If the chart depicts performance with respect to the quantity of data, it’s a learning curve chart. When it depicts performance with respect to different hyper-parameters or a set of learned features picked by the model, it’s a validation curve chart instead. To create a learning curve chart, you must do the following:

  • Divide your data into in-sample and out-of-sample sets (a train/test split of 70/30 works fine, or you can use cross-validation).
  • Create portions of your training data of growing size. Depending on the size of the data that you have available for training, you can use 10 percent portions or, if you have a lot of data, grow the number of examples on a power scale such as 103, 104, 105 and so on.
  • Train models on the different subsets of the data. Test and record their performance on the same training data and on the out-of-sample set.
  • Plot the recorded results on two curves, one for the in-sample results and the other for the out-of-sample results. If instead of a train/test split you used cross-validation, you can also draw boundaries expressing the stability of the result across multiple validations (confidence intervals) based on the standard deviation of the results themselves.
learning curves afftected by bias
Examples of learning curves affected by bias (left) and variance (right).

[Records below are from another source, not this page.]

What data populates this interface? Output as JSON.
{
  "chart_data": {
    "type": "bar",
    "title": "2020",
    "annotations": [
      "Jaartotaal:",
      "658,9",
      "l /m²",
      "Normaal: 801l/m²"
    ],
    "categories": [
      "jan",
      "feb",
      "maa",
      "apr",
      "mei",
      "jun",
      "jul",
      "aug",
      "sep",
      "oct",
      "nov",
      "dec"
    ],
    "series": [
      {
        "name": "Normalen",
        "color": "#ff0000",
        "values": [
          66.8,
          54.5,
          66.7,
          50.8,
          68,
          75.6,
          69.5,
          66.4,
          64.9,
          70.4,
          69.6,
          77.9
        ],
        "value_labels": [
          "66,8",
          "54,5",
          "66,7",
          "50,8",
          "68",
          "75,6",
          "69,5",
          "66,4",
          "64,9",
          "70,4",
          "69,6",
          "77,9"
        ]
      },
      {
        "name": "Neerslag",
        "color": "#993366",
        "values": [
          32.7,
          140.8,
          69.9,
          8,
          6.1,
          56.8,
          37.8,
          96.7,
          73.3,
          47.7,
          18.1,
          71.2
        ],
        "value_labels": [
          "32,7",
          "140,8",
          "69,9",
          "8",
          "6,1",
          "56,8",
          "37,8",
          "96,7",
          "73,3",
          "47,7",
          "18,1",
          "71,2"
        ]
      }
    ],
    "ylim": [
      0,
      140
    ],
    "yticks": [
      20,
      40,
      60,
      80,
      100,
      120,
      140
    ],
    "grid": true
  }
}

Ideally, you should obtain two curves with different starting error points: higher for the out-of-sample; lower for the in-sample. As the size of the training set increases, the difference in space between the two should reduce until, at a certain number of observations, they become close to a common error value.

Noticeably, after you print your chart, problems arise when

  • The two curves tend to converge, but you can’t see on the chart that they get near each other because you have too few examples. This situation gives you a strong hint to increase the size of your dataset if you want to successfully learn with the tested machine learning algorithm.
  • The final convergence point between the two curves has a high error, so consequently your algorithm has too much bias. Adding more examples here does not help because you have a convergence with the amount of data you have. You should increase the number of features or use a more complex learning algorithm as a solution.
  • The two curves do not tend to converge because the out-of-sample curve starts to behave erratically. Such a situation is clearly a sign of high variance of the estimates, which you can reduce by increasing the number of examples (at a certain number, the out-of-sample error will start to decrease again), reducing the number of features, or, sometimes, just fixing some key parameters of the learning algorithm.

R doesn’t provide an implementation of learning curves (so you need to program one of your own). Python provides learning curves as part of the Scikit-learn package using the learning_curve function that prepares all the computations for you.